I like to secure the Grub boot loader to make it harder for anybody but me to get root access to my PC by either a cold startup, or rebooting the system. Grub version 1 had a password option. It was easily implemented by editing the grub.conf configuration file and adding the password option data. But in Fedora 16, Grub version 2 has replaced Grub 1, and Grub 2 doesn’t seem to have a password option. At least I haven’t figured it out yet. Moreover, Grub 2 makes it even more apparent how to get root access because it gives a system recovery option for each kernel version!

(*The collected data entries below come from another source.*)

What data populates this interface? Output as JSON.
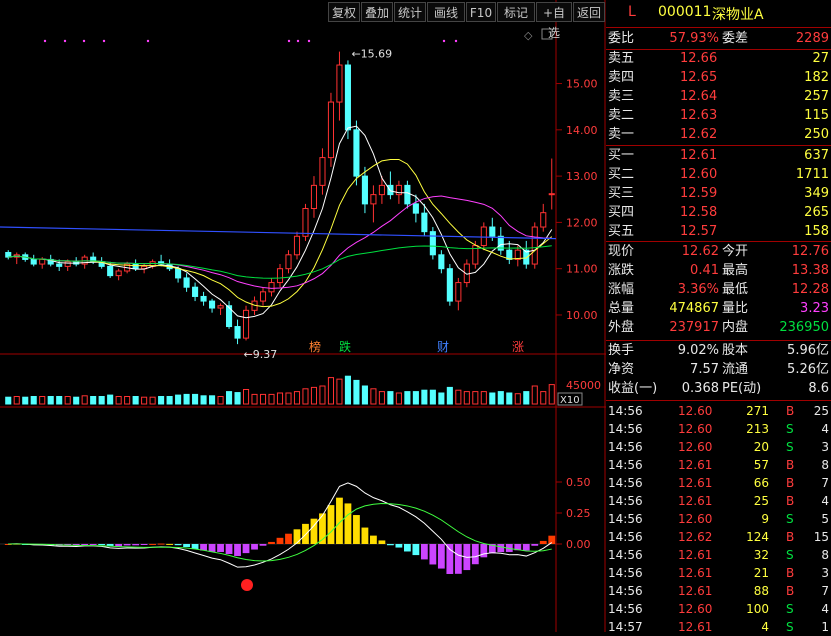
{
  "toolbar": {
    "buttons": [
      "复权",
      "叠加",
      "统计",
      "画线",
      "F10",
      "标记",
      "+自选",
      "返回"
    ]
  },
  "stock": {
    "flag": "L",
    "code": "000011",
    "name": "深物业A"
  },
  "order_ratio": {
    "label1": "委比",
    "value1": "57.93%",
    "label2": "委差",
    "value2": "2289"
  },
  "asks": [
    {
      "label": "卖五",
      "price": "12.66",
      "volume": "27"
    },
    {
      "label": "卖四",
      "price": "12.65",
      "volume": "182"
    },
    {
      "label": "卖三",
      "price": "12.64",
      "volume": "257"
    },
    {
      "label": "卖二",
      "price": "12.63",
      "volume": "115"
    },
    {
      "label": "卖一",
      "price": "12.62",
      "volume": "250"
    }
  ],
  "bids": [
    {
      "label": "买一",
      "price": "12.61",
      "volume": "637"
    },
    {
      "label": "买二",
      "price": "12.60",
      "volume": "1711"
    },
    {
      "label": "买三",
      "price": "12.59",
      "volume": "349"
    },
    {
      "label": "买四",
      "price": "12.58",
      "volume": "265"
    },
    {
      "label": "买五",
      "price": "12.57",
      "volume": "158"
    }
  ],
  "quote": [
    {
      "l1": "现价",
      "v1": "12.62",
      "c1": "red",
      "l2": "今开",
      "v2": "12.76",
      "c2": "red"
    },
    {
      "l1": "涨跌",
      "v1": "0.41",
      "c1": "red",
      "l2": "最高",
      "v2": "13.38",
      "c2": "red"
    },
    {
      "l1": "涨幅",
      "v1": "3.36%",
      "c1": "red",
      "l2": "最低",
      "v2": "12.28",
      "c2": "red"
    },
    {
      "l1": "总量",
      "v1": "474867",
      "c1": "yel",
      "l2": "量比",
      "v2": "3.23",
      "c2": "mag"
    },
    {
      "l1": "外盘",
      "v1": "237917",
      "c1": "red",
      "l2": "内盘",
      "v2": "236950",
      "c2": "green"
    }
  ],
  "fundamentals": [
    {
      "l1": "换手",
      "v1": "9.02%",
      "l2": "股本",
      "v2": "5.96亿"
    },
    {
      "l1": "净资",
      "v1": "7.57",
      "l2": "流通",
      "v2": "5.26亿"
    },
    {
      "l1": "收益(一)",
      "v1": "0.368",
      "l2": "PE(动)",
      "v2": "8.6"
    }
  ],
  "ticks": [
    {
      "time": "14:56",
      "price": "12.60",
      "vol": "271",
      "side": "B",
      "n": "25"
    },
    {
      "time": "14:56",
      "price": "12.60",
      "vol": "213",
      "side": "S",
      "n": "4"
    },
    {
      "time": "14:56",
      "price": "12.60",
      "vol": "20",
      "side": "S",
      "n": "3"
    },
    {
      "time": "14:56",
      "price": "12.61",
      "vol": "57",
      "side": "B",
      "n": "8"
    },
    {
      "time": "14:56",
      "price": "12.61",
      "vol": "66",
      "side": "B",
      "n": "7"
    },
    {
      "time": "14:56",
      "price": "12.61",
      "vol": "25",
      "side": "B",
      "n": "4"
    },
    {
      "time": "14:56",
      "price": "12.60",
      "vol": "9",
      "side": "S",
      "n": "5"
    },
    {
      "time": "14:56",
      "price": "12.62",
      "vol": "124",
      "side": "B",
      "n": "15"
    },
    {
      "time": "14:56",
      "price": "12.61",
      "vol": "32",
      "side": "S",
      "n": "8"
    },
    {
      "time": "14:56",
      "price": "12.61",
      "vol": "21",
      "side": "B",
      "n": "3"
    },
    {
      "time": "14:56",
      "price": "12.61",
      "vol": "88",
      "side": "B",
      "n": "7"
    },
    {
      "time": "14:56",
      "price": "12.60",
      "vol": "100",
      "side": "S",
      "n": "4"
    },
    {
      "time": "14:57",
      "price": "12.61",
      "vol": "4",
      "side": "S",
      "n": "1"
    }
  ],
  "chart_data": {
    "type": "candlestick",
    "price_axis": {
      "ticks": [
        "15.00",
        "14.00",
        "13.00",
        "12.00",
        "11.00",
        "10.00"
      ],
      "ylim": [
        9.2,
        16.2
      ]
    },
    "high_marker": "15.69",
    "low_marker": "9.37",
    "event_labels": [
      "榜",
      "跌",
      "财",
      "涨"
    ],
    "volume_axis": {
      "tick": "45000",
      "unit": "X10"
    },
    "macd_axis": {
      "ticks": [
        "0.50",
        "0.25",
        "0.00"
      ]
    },
    "candles": [
      [
        11.35,
        11.4,
        11.2,
        11.25
      ],
      [
        11.25,
        11.35,
        11.1,
        11.3
      ],
      [
        11.3,
        11.35,
        11.15,
        11.2
      ],
      [
        11.2,
        11.3,
        11.05,
        11.1
      ],
      [
        11.1,
        11.25,
        11.0,
        11.2
      ],
      [
        11.2,
        11.3,
        11.05,
        11.1
      ],
      [
        11.1,
        11.2,
        10.95,
        11.05
      ],
      [
        11.05,
        11.2,
        10.95,
        11.15
      ],
      [
        11.15,
        11.25,
        11.05,
        11.1
      ],
      [
        11.1,
        11.3,
        11.0,
        11.25
      ],
      [
        11.25,
        11.35,
        11.1,
        11.15
      ],
      [
        11.15,
        11.25,
        11.0,
        11.05
      ],
      [
        11.05,
        11.15,
        10.8,
        10.85
      ],
      [
        10.85,
        11.0,
        10.75,
        10.95
      ],
      [
        10.95,
        11.15,
        10.9,
        11.1
      ],
      [
        11.1,
        11.2,
        10.95,
        11.0
      ],
      [
        11.0,
        11.1,
        10.9,
        11.05
      ],
      [
        11.05,
        11.2,
        11.0,
        11.15
      ],
      [
        11.15,
        11.3,
        11.05,
        11.1
      ],
      [
        11.1,
        11.2,
        10.95,
        11.0
      ],
      [
        11.0,
        11.05,
        10.7,
        10.8
      ],
      [
        10.8,
        10.9,
        10.5,
        10.6
      ],
      [
        10.6,
        10.7,
        10.3,
        10.4
      ],
      [
        10.4,
        10.5,
        10.2,
        10.3
      ],
      [
        10.3,
        10.35,
        10.05,
        10.15
      ],
      [
        10.15,
        10.25,
        10.0,
        10.2
      ],
      [
        10.2,
        10.3,
        9.7,
        9.75
      ],
      [
        9.75,
        9.9,
        9.37,
        9.5
      ],
      [
        9.5,
        10.2,
        9.45,
        10.1
      ],
      [
        10.1,
        10.4,
        10.0,
        10.3
      ],
      [
        10.3,
        10.6,
        10.2,
        10.5
      ],
      [
        10.5,
        10.8,
        10.4,
        10.7
      ],
      [
        10.7,
        11.1,
        10.6,
        11.0
      ],
      [
        11.0,
        11.4,
        10.9,
        11.3
      ],
      [
        11.3,
        11.8,
        11.2,
        11.7
      ],
      [
        11.7,
        12.4,
        11.6,
        12.3
      ],
      [
        12.3,
        13.0,
        12.1,
        12.8
      ],
      [
        12.8,
        13.6,
        12.6,
        13.4
      ],
      [
        13.4,
        14.8,
        13.2,
        14.6
      ],
      [
        14.6,
        15.69,
        14.2,
        15.4
      ],
      [
        15.4,
        15.5,
        13.8,
        14.0
      ],
      [
        14.0,
        14.2,
        12.8,
        13.0
      ],
      [
        13.0,
        13.2,
        12.2,
        12.4
      ],
      [
        12.4,
        12.8,
        12.0,
        12.6
      ],
      [
        12.6,
        13.0,
        12.4,
        12.8
      ],
      [
        12.8,
        13.1,
        12.5,
        12.6
      ],
      [
        12.6,
        12.9,
        12.4,
        12.8
      ],
      [
        12.8,
        12.9,
        12.3,
        12.4
      ],
      [
        12.4,
        12.6,
        12.0,
        12.2
      ],
      [
        12.2,
        12.4,
        11.7,
        11.8
      ],
      [
        11.8,
        11.9,
        11.2,
        11.3
      ],
      [
        11.3,
        11.4,
        10.9,
        11.0
      ],
      [
        11.0,
        11.1,
        10.2,
        10.3
      ],
      [
        10.3,
        10.8,
        10.1,
        10.7
      ],
      [
        10.7,
        11.2,
        10.6,
        11.1
      ],
      [
        11.1,
        11.6,
        11.0,
        11.5
      ],
      [
        11.5,
        12.0,
        11.4,
        11.9
      ],
      [
        11.9,
        12.1,
        11.6,
        11.7
      ],
      [
        11.7,
        11.9,
        11.3,
        11.4
      ],
      [
        11.4,
        11.6,
        11.1,
        11.2
      ],
      [
        11.2,
        11.5,
        11.05,
        11.4
      ],
      [
        11.4,
        11.6,
        11.0,
        11.1
      ],
      [
        11.1,
        12.0,
        11.0,
        11.9
      ],
      [
        11.9,
        12.4,
        11.8,
        12.21
      ],
      [
        12.6,
        13.38,
        12.28,
        12.62
      ]
    ]
  }
}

I learned by chance that changing the default Grub time out to 0 in Grub 2 prevents the Grub startup screen from showing even when purposely trying to show it by hitting the ESC key! Grub 1 did show the Grub options screen when hitting ESC just before booting the kernel even though its time out was set to 0, but Grub 2 does not show the Grub options when its time out is set to 0 no matter how many times I hit the ESC key, and even after repeated attempts!

Disclaimer: Do this at your own risk! Fedora does not recommend it because you have no option to use the previous kernel if a kernel update fails! However you can still use the recovery option from the installation DVD — if you know what you’re doing.

To change the default time out in Grub 2, from Terminal log in as a super user with the su command, and with your favorite editor load the /etc/default/grub file. I used Leafpad:

# leafpad /etc/default/grub

The first line has: GRUB_TIMEOUT=10
I changed the 10 to zero: GRUB_TIMEOUT=0

Next save the file, exit the editor and run the following command:

# grub2-mkconfig -o /boot/grub2/grub.cfg

Next time you boot your PC, you should not see the Grub screen again. Though you don’t have recovery options from the startup screen anymore, you can still use your Fedora installation disk for system recovery if you need to.